Idk if North Vietnam had the same diplomatic relations. Was South Vietnam considered a seceded sovereign state at the Paris Peace accords?
my shoot from the hip answer after listening to Season 3 of blowback a few years ago is that the US is the main force against a unified Korea, even conceptually, because it has consistently been the case that the DPRK would emerge as the dominant political project in any "clash" or even completely peaceful and equitable re-integration. the imperialist puppet is a highly dysfunctional organization riddled with gangsters, grifters, property bubbles, and bizarre right-wing cultists who claim supernatural powers. not to mention the various capital formations of chinilpa and their descendants.
without the US presence to bolster the puppet's security apparatus (which was an overt military dictatorship until 1987) and guarantee lines of credit, it would probably fold under the near immediate civil unrest that would follow any left-shift of "acceptable discourse" about worker rights, housing reform, universal education, etc. if you want to read about some fucked up people, look up every "president" of the ROK before the June Struggle of 1987. after isn't exactly great, but prior to that is like a rogue's gallery of the most obvious ghouls and goblins. generals, removed, literal hitler-stans, japan-born occupation collaborators. the Korean War wasn't forgotten in the US for no reason... even the most cursory skimming of what happened then and ever since is generally damning to the US' role and involvement. so usually the focus in the west is on how "kooky" the north is for like... not being in thrall to an industry that makes people surgically and chemically reconfigure their faces and bodies and perform on stage to normalize and induce the practice of cosmetic surgery more broadly in the labor and "matchmaking" market.
but i digress...
the US maintains its relevance by portraying the DPRK as the rogue "other" that its puppet needs protection from and whenever relations between the the north and south warm up, the US ramps up provocations and sanctions or otherwise orchestrates increases in diplomatic tensions, like getting the south korean government to claim control over the entire peninsula in its constitution and require that unification be synonymous with liberalization.

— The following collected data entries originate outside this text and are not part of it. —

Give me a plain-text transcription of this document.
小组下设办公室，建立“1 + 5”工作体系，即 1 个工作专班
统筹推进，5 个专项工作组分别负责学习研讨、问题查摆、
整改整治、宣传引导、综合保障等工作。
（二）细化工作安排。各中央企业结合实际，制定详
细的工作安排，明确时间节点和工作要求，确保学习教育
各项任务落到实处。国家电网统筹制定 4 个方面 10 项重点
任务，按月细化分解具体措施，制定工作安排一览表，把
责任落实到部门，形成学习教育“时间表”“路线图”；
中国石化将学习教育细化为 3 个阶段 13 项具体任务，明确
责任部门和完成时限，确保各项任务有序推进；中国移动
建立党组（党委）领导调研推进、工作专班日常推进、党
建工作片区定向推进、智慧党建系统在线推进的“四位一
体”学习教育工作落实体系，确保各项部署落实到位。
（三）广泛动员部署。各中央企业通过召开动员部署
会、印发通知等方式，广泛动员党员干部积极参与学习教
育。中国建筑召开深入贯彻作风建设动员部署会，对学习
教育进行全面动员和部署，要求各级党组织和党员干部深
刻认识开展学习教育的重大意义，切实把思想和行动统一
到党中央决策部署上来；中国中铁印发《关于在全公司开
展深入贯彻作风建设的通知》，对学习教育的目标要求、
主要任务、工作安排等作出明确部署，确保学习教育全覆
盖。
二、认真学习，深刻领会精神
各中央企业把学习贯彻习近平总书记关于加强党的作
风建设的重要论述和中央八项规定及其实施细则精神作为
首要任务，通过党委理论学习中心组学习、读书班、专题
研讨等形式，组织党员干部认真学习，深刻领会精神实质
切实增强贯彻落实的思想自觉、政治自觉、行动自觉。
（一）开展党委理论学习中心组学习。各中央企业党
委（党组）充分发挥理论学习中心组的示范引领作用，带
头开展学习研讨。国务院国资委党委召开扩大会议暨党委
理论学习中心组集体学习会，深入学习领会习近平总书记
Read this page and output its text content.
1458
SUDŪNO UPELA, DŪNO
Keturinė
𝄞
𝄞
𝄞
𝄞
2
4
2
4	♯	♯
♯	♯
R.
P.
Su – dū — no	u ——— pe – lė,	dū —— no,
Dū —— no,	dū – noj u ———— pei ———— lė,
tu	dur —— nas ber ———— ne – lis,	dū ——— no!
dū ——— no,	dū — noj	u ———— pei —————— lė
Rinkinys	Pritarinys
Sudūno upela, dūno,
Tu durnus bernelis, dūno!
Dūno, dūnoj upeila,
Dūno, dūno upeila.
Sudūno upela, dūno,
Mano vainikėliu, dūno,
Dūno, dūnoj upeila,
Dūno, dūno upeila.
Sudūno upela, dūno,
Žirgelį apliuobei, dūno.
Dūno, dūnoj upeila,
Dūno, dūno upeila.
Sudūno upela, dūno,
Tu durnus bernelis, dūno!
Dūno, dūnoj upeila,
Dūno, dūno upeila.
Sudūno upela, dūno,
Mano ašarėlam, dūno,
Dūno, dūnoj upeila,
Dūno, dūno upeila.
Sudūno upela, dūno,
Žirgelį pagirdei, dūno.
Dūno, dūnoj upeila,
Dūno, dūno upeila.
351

it's the liberal contradictory nonfalsifiable orthodoxy. the DPRK is a dangerous totalitarian communist terrorist state that will destroy other nations around it if the pressure is given up for even a moment; it's also simultaneously a weak, delusional, poverty-stricken kingdom ruled by a corrupt and incompetent ruler which would crumble in hours in a war as the people inside rebelled.
both things cannot be true at the same time but western populations (most especially those in the ROK) must be propagandized to believe it or the US strategy around the DPRK looks nonsensical.